Are You a Good Manager?

In this week’s 21 Hats Podcast, Paul Downs, Dana White, and Jay Goltz talked about the unemployment contribution rate—the rate that individual business owners pay to their states to cover unemployment compensation. This rate happens to be something individual owners have some control over if they manage their employees well.

And Paul, Dana, and Jay offered some tips. Jay, for example, recounted the four steps he used to go from a very high rate (“I was a revolving door”) to a very low rate, which he says saves him more than $100,000 a year on his 125 employees: 1) he got more careful about who he hires 2) he uses a probationary period to “unhire” employees who aren’t cutting it 3) he and his team manages assertively so that employees know where they stand 4) they document everything. (Here’s a link to the podcast episode if you want to hear the entire discussion.)

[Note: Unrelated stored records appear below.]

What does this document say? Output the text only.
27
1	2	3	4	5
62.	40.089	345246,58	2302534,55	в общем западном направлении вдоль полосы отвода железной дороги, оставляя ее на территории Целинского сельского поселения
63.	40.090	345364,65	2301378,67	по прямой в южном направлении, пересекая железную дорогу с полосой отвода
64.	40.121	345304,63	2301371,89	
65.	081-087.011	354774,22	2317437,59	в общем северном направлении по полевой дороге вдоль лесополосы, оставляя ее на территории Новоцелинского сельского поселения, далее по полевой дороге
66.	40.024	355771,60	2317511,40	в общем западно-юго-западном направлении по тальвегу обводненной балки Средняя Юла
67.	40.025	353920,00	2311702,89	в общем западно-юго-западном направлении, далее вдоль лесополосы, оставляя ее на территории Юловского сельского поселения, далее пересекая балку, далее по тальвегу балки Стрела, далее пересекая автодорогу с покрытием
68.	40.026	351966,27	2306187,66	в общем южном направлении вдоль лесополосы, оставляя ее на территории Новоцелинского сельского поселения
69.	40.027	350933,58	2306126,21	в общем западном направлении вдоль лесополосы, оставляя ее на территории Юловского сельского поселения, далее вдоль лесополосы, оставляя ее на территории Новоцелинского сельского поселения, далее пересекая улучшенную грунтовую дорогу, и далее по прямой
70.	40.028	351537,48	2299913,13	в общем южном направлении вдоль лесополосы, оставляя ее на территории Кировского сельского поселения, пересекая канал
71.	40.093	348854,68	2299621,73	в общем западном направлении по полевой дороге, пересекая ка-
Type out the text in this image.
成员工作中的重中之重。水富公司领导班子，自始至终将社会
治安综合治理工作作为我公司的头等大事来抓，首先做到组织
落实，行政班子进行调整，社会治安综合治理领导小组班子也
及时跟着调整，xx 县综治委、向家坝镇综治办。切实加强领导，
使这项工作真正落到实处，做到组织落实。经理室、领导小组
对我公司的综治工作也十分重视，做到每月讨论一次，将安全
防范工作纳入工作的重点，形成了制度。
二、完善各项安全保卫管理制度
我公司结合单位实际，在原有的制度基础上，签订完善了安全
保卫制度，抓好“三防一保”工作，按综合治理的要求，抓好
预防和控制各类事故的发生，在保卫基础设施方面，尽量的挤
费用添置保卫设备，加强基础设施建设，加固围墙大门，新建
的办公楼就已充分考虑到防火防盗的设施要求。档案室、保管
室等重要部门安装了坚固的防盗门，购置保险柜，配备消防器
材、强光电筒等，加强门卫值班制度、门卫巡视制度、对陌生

But as Jay, Paul, and Dana emphasize, the rules vary by state. And there are other factors—such as whether the overall economy is performing well. Here’s how Jim Kalb, founder and president of San Diego-based Triad Components Group, responded to the conversation: 

“Just finished the latest episode and had to share our situation (which is different than the panelists this week). First, here in CA, a company is ranked from A+ to F+. This grade corresponds to a rate that a company will pay into the state unemployment fund which ranges from 1.5 percent to 6.2 percent. The assigned rate is then applied to the first $7,000 of each employee's wages that year. Therefore, if you pay the lowest rate, the business will pay $105 / year and at the highest rate it will be $434 /year for each employee.

“I currently have 15 employees in CA (plus a 2 others in other states).  My current rating is F+ meaning I pay $434 per employee per year or $6,510 total. Since I’m already at the max rate, I truly don’t care whether someone leaves my company (for whatever reason) and files for unemployment. It’s not going to change my rates for a decade or so (long after I exit my company). I just look at the $6,510 that I pay to the state each year simply as a “cost of doing business” in CA—and never worry about fighting with an ex-employee over who’s fault it was that they left us. Just another perspective.”

What have you learned about managing your unemployment contribution rate in your state?